This runs php artisan queue:autoscale as a cbox-init managed process, which then spawns and manages its own queue workers dynamically.

Profile presets

Profile SLA target Workers Cooldown Use case
critical 10s 5-50 30s Payment processing, real-time
highVolume 20s 3-40 45s High throughput APIs
balanced 30s 1-10 30s Most apps (default)
bursty 60s 0-100 20s Unpredictable spikes
background 300s 0-5 120s Reports, exports, low priority

Environment variables

Configure per-queue SLA targets in config/queue-autoscale.php.

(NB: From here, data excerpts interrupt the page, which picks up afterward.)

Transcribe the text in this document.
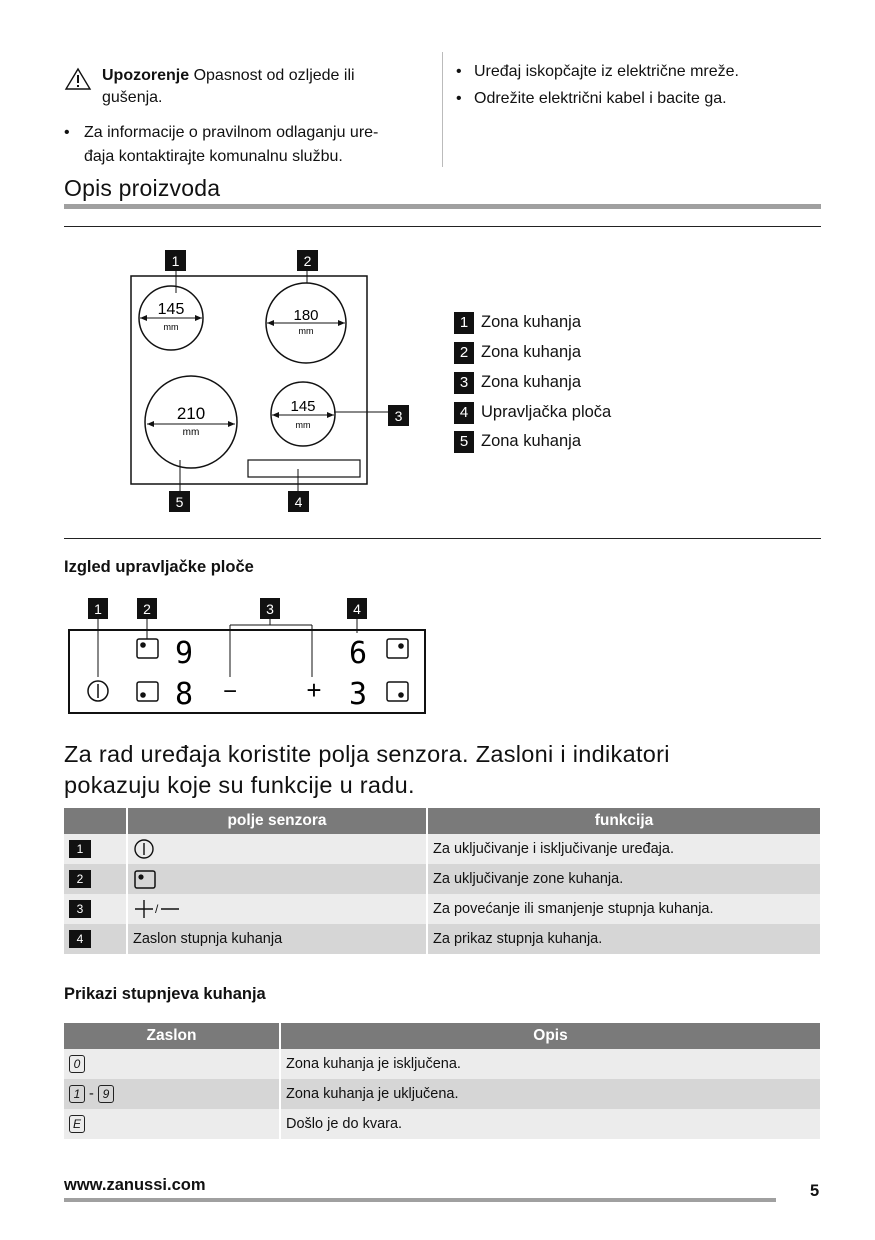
Upozorenje Opasnost od ozljede ili
gušenja.
• Za informacije o pravilnom odlaganju ure-
đaja kontaktirajte komunalnu službu.
• Uređaj iskopčajte iz električne mreže.
• Odrežite električni kabel i bacite ga.
Opis proizvoda
1
145
mm
2
180
mm
210
mm
5
145
mm
3
4
1 Zona kuhanja
2 Zona kuhanja
3 Zona kuhanja
4 Upravljačka ploča
5 Zona kuhanja
Izgled upravljačke ploče
1	2	3	4
9	6
8 −	+ 3
Za rad uređaja koristite polja senzora. Zasloni i indikatori
pokazuju koje su funkcije u radu.
	polje senzora	funkcija
1		Za uključivanje i isključivanje uređaja.
2		Za uključivanje zone kuhanja.
3	/	Za povećanje ili smanjenje stupnja kuhanja.
4	Zaslon stupnja kuhanja	Za prikaz stupnja kuhanja.
Prikazi stupnjeva kuhanja
Zaslon	Opis
0	Zona kuhanja je isključena.
1 - 9	Zona kuhanja je uključena.
E	Došlo je do kvara.
www.zanussi.com	5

The main env vars:

Variable Default Description
CBOX_QUEUE_AUTOSCALER false Enable autoscaler via cbox-init

Full Stack Example

Complete Laravel setup with all three packages:

services:
  # Web application with health checks
  app:
    image: ghcr.io/cboxdk/php-baseimages/php-fpm-nginx:8.4-bookworm
    ports:
      - "80:80"
      - "9090:9090"    # cbox-init Prometheus metrics
    environment:
      LARAVEL_SCHEDULER: "true"
      LARAVEL_OPTIMIZE_ENABLED: "true"

  # Queue autoscaler (manages its own workers)
  autoscaler:
    image: ghcr.io/cboxdk/php-baseimages/php-cli:8.4-bookworm
    environment:
      CBOX_QUEUE_AUTOSCALER: "true"
    volumes:
      - ./:/var/www/html
    depends_on:
      mysql:
        condition: service_healthy
      redis:
        condition: service_healthy

  # Prometheus
  prometheus:
    image: prom/prometheus:latest
    volumes:
      - ./prometheus.yml:/etc/prometheus/prometheus.yml
    ports:
      - "9091:9090"

  mysql:
    image: mysql:8.0
    environment:
      MYSQL_ROOT_PASSWORD: secret
      MYSQL_DATABASE: laravel
    healthcheck:
      test: ["CMD", "mysqladmin", "ping", "-h", "localhost"]
      interval: 5s
      retries: 5

  redis:
    image: redis:7-alpine
    healthcheck:
      test: ["CMD", "redis-cli", "ping"]
      interval: 5s
      retries: 5
# prometheus.yml
scrape_configs:
  - job_name: cbox-init
    static_configs:
      - targets: ['app:9090']

  - job_name: laravel-health
    static_configs:
      - targets: ['app:80']
    metrics_path: /health/metrics

  - job_name: laravel-queue
    static_configs:
      - targets: ['app:80']
    metrics_path: /queue-metrics/prometheus